Elections for the Parliament and state governments were postponed. Gandhi and her parliamentary majorities could rewrite the nation's laws since her Congress party had the required mandate to do so – a two-thirds majority in the Parliament. And when she felt the existing laws were 'too slow', she got the President to issue 'Ordinances' – a law-making power in times of urgency, invoked sparingly – completely bypassing the Parliament, allowing her to rule by decree. Also, she had little trouble amending the Constitution that exonerated her from any culpability in her election-fraud case, imposing President's Rule in Gujarat and Tamil Nadu, where anti-Indira parties ruled (state legislatures were thereby dissolved and suspended indefinitely), and jailing thousands of opponents. The 42nd Amendment, which brought about extensive changes to the letter and spirit of the Constitution, is one of the lasting legacies of the Emergency. In the conclusion of his Making of India's Constitution, Justice Khanna writes:
If the Indian constitution is our heritage bequeathed to us by our founding fathers, no less are we, the people of India, the trustees, and custodians of the values which pulsate within its provisions! A constitution is not a parchment of paper, it is a way of life and has to be lived up to. Eternal vigilance is the price of liberty and in the final analysis, its only keepers are the people. The imbecility of men, history teaches us, always invites the impudence of power.[25]

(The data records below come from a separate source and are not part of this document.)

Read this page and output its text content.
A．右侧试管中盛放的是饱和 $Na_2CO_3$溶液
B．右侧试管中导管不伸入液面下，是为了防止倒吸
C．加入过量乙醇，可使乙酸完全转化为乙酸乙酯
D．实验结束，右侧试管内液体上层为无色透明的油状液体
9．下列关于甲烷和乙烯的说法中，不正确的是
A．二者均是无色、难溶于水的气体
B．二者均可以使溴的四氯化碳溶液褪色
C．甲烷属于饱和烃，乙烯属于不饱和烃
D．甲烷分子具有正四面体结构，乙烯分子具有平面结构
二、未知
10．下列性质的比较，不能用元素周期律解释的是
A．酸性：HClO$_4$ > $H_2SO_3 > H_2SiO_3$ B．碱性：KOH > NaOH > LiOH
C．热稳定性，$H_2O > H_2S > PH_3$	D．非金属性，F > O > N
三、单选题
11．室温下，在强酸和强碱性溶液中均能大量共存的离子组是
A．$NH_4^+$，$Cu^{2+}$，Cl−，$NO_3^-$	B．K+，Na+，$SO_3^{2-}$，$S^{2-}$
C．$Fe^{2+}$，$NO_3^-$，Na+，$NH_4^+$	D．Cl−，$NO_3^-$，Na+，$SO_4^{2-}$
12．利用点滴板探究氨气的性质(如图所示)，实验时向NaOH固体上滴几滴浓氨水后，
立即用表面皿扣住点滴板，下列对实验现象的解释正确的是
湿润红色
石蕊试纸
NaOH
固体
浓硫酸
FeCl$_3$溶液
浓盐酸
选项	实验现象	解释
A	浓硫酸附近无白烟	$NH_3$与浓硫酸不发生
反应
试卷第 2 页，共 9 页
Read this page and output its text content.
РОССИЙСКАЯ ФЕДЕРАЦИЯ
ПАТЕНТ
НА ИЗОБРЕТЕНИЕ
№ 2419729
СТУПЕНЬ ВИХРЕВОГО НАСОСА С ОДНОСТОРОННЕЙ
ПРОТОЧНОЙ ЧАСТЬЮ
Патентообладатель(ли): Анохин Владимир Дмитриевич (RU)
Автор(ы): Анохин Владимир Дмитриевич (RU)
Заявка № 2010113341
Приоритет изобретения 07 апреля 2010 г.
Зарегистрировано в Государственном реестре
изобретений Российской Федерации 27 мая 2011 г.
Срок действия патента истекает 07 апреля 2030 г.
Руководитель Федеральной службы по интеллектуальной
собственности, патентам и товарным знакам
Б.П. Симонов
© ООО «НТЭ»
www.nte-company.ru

A fallout of the Emergency era was the Supreme Court laid down that, although the Constitution is amenable to amendments (as abused by Indira Gandhi), changes that tinker with its basic structure[26] cannot be made by the Parliament. (see Kesavananda Bharati v. State of Kerala)[27]
In the Rajan case, P. Rajan of the Regional Engineering College, Calicut, was arrested by the police in Kerala on 1 March 1976,[28] tortured in custody until he died and then his body was disposed of and was never recovered. The facts of this incident came out owing to a habeas corpus suit filed in the Kerala High Court.[29][30]
Many cases where teens were arrested and imprisoned have come into light, one such example is of Dilip Sharma who aged 16 was arrested and imprisoned for over 11 months. He was released based on Patna High Court's judgment on 29 July 1976.[31]
Christophe Jaffrelot considers the economic policy of the emergency regime to be corporatist, five programmes in the 20 point programme were aimed at benefiting the middle classes and industrialists, these included- liberalising investment procedures, introducing new schemes for workers' associations in industry, implementing a national permit scheme for road transport, tax breaks to the middle class by exempting anyone earning under Rs. 8,000 from income taxes, and an austerity programme to reduce public spending.[13]
The emergency regime cracked down on trade unionism, banned strikes, imposed wage freezes, and phased out wage bonuses.[32] The largest trade unions in the country at the time such as the Congress' INTUC, CPI's AITUC, and Socialist affiliated HMS were made to comply with the new regime, while the CPI(M)'s CITU continued it's opposition for which it had 20 of it's leaders arrested. State governments were asked to form bipartite councils composing of representatives of the workers and the management for firms having more than 500 employees, similar apex bipartite committes were formed by the Centre for major public sector industries, while a National Apex Board was set up for the private industries. These were meant to give a veneer of worker participation in decision making, but were in reality stacked in the favour of the management, and tasked with increasing "productivity" by cutting holidays (including Sundays), bonuses, agreeing to wage freeze, and allowing layoffs.[13][32]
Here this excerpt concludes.